Zero Trust is an end-to-end approach to network and data security that encompasses identity, credentials, access management, operations, endpoints, hosting environments, and the interconnecting infrastructure.
‘Zero Trust Architecture provides a collection of concepts, ideas, and component relationships (architectures) designed to eliminate the uncertainty in enforcing accurate access decisions in information systems and services’NIST Operative Definition
Organizations need to define zero trust strategy to enforce the security controls across the ‘defense in depth’ layers
IT Security leaders need to perform zero trust assessment across these defense in depth security layers and develop operating guidelines and road map to address potential business requirements.
Zero Trust Security Controls in Defense in Depth Layer
Modern business require effective security controls and more attention required to strength the identities that the organization deals with either users or machines.
Security solutions such as multi-factor authentication (MFA) are required to enforce the zero trust principles. Likewise integrating the single sign-on (SSO) for both external and internal applications are essential. Whilst having multiple point security products and different operational teams to monitor and manage, enterprise need to integrate and orchestrate the identity, access and privilege management solutions with other solution components such as SIEM, DLP, CASB, MDM and much more. Organizations need to consider various attributes such as User devices, Application, Network, Location, etc. to define identity based access policies.

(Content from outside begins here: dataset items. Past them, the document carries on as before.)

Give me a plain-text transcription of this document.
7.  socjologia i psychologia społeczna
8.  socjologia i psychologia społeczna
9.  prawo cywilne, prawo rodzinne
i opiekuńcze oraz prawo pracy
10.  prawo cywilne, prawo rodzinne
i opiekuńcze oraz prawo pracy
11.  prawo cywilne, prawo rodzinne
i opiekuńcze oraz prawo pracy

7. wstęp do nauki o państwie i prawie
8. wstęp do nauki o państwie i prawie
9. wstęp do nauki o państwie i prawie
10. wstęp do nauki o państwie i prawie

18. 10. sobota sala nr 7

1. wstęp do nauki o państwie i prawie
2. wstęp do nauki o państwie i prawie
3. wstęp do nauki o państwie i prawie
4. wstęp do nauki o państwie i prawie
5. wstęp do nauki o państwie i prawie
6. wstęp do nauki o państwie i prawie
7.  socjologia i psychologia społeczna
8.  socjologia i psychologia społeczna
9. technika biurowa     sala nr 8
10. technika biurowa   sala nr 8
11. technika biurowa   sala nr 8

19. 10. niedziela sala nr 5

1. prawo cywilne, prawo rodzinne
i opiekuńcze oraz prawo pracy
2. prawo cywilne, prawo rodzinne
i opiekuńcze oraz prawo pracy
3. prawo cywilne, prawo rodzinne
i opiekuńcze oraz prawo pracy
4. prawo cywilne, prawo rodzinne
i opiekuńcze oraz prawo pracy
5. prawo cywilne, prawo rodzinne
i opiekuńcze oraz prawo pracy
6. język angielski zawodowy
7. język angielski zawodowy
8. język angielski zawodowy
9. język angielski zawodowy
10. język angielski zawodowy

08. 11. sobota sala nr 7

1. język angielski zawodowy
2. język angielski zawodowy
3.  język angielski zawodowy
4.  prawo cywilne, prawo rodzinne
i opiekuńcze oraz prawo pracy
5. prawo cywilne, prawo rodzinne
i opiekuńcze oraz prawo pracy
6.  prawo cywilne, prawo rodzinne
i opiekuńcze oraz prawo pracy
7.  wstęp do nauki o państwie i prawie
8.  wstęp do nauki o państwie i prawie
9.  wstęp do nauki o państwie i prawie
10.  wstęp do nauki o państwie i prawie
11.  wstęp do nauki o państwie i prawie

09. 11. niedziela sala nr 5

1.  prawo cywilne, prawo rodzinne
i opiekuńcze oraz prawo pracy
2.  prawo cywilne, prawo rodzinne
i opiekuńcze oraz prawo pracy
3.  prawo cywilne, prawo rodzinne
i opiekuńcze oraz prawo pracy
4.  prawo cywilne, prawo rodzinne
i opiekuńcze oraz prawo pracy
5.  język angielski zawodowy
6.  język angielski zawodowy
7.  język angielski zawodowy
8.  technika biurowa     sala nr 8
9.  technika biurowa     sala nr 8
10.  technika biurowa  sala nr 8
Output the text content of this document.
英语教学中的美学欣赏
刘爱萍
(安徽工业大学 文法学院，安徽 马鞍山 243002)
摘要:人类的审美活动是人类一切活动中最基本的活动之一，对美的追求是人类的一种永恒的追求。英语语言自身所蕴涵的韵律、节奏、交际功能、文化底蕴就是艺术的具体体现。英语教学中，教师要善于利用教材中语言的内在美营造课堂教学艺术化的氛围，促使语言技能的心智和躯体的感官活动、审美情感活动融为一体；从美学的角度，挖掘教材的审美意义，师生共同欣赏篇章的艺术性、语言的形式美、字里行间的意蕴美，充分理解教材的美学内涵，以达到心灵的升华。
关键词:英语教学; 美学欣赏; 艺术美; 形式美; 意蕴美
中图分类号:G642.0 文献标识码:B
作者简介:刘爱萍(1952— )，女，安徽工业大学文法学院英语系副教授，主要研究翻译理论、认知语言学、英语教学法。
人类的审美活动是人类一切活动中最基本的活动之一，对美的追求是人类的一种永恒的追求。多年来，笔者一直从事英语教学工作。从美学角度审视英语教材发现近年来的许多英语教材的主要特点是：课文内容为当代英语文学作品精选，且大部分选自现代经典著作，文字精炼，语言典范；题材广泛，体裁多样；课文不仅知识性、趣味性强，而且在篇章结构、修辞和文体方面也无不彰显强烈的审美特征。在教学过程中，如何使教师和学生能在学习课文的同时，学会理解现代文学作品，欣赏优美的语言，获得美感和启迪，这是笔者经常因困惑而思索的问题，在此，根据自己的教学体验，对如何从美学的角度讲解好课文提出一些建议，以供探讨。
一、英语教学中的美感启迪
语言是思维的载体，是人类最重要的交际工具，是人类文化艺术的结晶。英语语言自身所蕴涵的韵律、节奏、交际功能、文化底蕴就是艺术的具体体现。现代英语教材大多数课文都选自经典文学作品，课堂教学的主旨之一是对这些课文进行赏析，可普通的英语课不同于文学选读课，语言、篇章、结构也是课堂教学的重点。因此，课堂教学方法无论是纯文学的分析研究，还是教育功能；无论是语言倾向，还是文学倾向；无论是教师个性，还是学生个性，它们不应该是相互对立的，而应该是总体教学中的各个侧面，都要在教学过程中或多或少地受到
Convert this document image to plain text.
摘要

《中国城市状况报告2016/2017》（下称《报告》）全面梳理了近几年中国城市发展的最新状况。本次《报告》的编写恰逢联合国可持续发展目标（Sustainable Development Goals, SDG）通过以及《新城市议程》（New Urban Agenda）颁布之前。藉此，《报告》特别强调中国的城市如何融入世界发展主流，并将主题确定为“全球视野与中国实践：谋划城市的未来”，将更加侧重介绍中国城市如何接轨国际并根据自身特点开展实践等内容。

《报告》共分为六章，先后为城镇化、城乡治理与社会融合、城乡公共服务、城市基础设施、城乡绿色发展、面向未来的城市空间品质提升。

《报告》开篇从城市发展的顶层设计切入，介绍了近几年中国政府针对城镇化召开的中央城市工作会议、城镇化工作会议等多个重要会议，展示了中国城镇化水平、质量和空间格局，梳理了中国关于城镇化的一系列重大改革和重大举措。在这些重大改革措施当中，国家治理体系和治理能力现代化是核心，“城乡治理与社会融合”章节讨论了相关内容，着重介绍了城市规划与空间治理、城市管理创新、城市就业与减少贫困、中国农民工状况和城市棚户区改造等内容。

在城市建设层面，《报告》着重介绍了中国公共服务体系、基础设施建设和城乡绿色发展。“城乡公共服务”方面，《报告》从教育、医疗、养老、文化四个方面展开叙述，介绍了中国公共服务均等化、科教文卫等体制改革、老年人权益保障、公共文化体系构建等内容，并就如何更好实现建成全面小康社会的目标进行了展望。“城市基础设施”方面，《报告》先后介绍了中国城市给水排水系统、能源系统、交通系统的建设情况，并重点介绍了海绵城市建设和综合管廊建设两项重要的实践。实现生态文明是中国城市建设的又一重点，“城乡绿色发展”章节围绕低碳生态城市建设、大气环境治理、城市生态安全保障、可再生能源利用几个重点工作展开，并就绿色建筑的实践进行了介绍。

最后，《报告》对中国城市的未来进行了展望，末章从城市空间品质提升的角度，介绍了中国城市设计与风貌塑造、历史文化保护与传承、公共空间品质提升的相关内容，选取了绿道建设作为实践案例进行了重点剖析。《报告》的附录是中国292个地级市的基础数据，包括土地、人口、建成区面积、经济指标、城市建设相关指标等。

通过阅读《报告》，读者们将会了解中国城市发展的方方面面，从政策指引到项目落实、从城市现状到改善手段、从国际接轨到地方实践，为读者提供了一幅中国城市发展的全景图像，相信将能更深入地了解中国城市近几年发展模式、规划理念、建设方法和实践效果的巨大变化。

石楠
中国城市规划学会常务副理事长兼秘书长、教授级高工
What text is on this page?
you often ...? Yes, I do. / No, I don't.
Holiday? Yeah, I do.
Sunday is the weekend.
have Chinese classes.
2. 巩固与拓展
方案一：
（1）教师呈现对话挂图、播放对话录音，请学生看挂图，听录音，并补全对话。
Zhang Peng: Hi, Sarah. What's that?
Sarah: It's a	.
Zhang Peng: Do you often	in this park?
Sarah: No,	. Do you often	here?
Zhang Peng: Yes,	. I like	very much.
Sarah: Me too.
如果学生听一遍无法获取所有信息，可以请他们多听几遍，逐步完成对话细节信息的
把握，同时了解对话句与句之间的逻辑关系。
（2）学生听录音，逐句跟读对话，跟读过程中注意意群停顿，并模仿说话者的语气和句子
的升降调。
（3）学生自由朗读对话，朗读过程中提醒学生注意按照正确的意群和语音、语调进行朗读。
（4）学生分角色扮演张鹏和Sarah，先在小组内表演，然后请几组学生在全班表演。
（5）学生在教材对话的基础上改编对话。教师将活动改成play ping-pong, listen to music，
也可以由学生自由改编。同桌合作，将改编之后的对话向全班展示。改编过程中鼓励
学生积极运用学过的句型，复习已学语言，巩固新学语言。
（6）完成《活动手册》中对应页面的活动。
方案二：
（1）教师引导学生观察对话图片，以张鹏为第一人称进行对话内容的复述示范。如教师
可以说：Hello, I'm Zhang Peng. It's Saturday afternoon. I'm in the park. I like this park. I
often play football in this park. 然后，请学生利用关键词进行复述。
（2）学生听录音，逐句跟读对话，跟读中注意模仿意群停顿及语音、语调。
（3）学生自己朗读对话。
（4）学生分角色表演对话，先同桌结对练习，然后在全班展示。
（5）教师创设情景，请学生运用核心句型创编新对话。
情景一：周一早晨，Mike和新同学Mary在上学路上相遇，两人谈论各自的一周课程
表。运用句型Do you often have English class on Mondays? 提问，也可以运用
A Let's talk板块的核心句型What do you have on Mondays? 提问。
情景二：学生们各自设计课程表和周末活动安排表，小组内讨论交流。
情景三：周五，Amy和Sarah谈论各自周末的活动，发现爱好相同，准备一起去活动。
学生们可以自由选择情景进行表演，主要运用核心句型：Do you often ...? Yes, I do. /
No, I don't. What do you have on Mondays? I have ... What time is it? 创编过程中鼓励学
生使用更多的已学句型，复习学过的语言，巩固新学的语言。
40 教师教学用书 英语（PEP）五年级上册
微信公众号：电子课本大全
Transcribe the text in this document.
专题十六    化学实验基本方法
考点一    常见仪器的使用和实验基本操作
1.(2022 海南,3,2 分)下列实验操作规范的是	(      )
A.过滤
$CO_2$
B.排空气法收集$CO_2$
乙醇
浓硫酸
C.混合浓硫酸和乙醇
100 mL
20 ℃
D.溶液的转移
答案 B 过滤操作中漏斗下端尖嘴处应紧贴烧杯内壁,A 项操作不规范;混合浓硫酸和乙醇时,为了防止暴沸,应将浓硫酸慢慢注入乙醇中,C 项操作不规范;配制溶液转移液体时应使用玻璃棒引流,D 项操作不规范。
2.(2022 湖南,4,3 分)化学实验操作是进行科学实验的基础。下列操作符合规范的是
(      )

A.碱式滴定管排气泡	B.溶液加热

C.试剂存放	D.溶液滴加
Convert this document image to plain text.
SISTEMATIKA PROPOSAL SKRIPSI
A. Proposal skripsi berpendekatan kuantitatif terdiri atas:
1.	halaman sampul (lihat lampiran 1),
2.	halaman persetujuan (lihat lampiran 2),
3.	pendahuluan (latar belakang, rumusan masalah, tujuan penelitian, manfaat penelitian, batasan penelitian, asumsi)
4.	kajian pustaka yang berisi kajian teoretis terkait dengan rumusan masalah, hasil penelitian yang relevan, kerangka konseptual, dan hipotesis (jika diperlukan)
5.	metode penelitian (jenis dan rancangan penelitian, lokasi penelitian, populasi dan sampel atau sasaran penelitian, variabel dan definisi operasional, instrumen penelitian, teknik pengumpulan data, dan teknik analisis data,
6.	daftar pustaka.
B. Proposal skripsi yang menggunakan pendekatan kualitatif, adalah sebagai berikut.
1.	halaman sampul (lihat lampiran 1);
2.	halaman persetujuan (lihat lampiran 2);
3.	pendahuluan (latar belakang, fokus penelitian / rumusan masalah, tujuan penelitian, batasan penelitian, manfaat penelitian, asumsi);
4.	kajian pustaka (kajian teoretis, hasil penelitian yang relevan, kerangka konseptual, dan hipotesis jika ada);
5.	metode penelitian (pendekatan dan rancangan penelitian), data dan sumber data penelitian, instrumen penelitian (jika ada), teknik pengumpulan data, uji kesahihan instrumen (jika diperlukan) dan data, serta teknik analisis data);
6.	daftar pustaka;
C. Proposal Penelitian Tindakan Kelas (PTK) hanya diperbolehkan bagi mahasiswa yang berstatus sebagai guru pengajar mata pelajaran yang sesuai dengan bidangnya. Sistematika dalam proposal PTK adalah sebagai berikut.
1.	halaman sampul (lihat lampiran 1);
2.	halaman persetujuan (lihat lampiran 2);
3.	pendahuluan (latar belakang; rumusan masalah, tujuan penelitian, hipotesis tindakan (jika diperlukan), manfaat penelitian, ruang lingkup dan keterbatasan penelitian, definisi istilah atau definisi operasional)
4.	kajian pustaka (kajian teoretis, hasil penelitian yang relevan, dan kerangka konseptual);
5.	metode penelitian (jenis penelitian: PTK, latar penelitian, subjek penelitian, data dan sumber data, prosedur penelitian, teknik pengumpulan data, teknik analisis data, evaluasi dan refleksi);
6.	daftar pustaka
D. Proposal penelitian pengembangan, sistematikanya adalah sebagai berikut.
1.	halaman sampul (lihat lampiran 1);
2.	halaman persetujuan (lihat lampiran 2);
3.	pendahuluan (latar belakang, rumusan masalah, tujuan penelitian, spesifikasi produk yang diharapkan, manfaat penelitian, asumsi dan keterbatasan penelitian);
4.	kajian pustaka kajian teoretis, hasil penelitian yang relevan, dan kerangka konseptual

Workforce today use multiple end user computing devices including smart phones to access corporate resources and access it from any locations. Enterprise should have visibility of both managed and unmanaged end user computing systems and its compliance to IT security policies. (example – Data protection policy, Anti virus management policy, etc.). Enforcing zero trust based remote access solutions are essential for ‘work from home’ scenario during demanding situations.
Most organization today depends on SaaS applications and this trend is likely to increase in future. Organization should know how to address the ‘shadow IT’ problem exists today and enforcing strict application security measures for both hosted and cloud applications. Business owner should made aware of the consequences of having privileged access and restrict administrative access with Just-in-time policies to reduce permanent permissions.
Digital business require hybrid infrastructure to deliver services – however organization face dilemma to choose security controls that are available with the cloud service providers over marketplace solutions. IT security leaders to validate whether they’ve specialized systems and tools to manage the endpoints, email systems, and other infrastructure components. Network segmentation and application segmentation are vital in order to adopt zero trust principles.
Data is critical for every business. Identifying the sensitivity and regulatory compliance based on the data are becoming crucial in recent days with increasing privacy concerns. Ensuring the data flow model including machine to machine require access decisions based on organizations guiding principles. Organizations need to enforce encryption, integrity, de-identification, protect misuse and other fraud prevention are must to survive in digital economy.
The slideshow below has recommendations at high level that organizations to adopt enforcing zero trust security controls.
Start enforcing security controls on your existing investments
Each organization has unique technology of choice, operational guidelines, use-cases and budget constraints. The enforcement of security controls based on documented zero trust security principles on the existing investments becomes essential as a good start. Organizations should perform ‘Zero trust’ assessments to have detailed visibility into both technology and operational gaps.
Security in continuous process and require constant learning as the attacks are sophisticated and targeted. Adopting to Zero Trust principles keep the business safe from any breaches.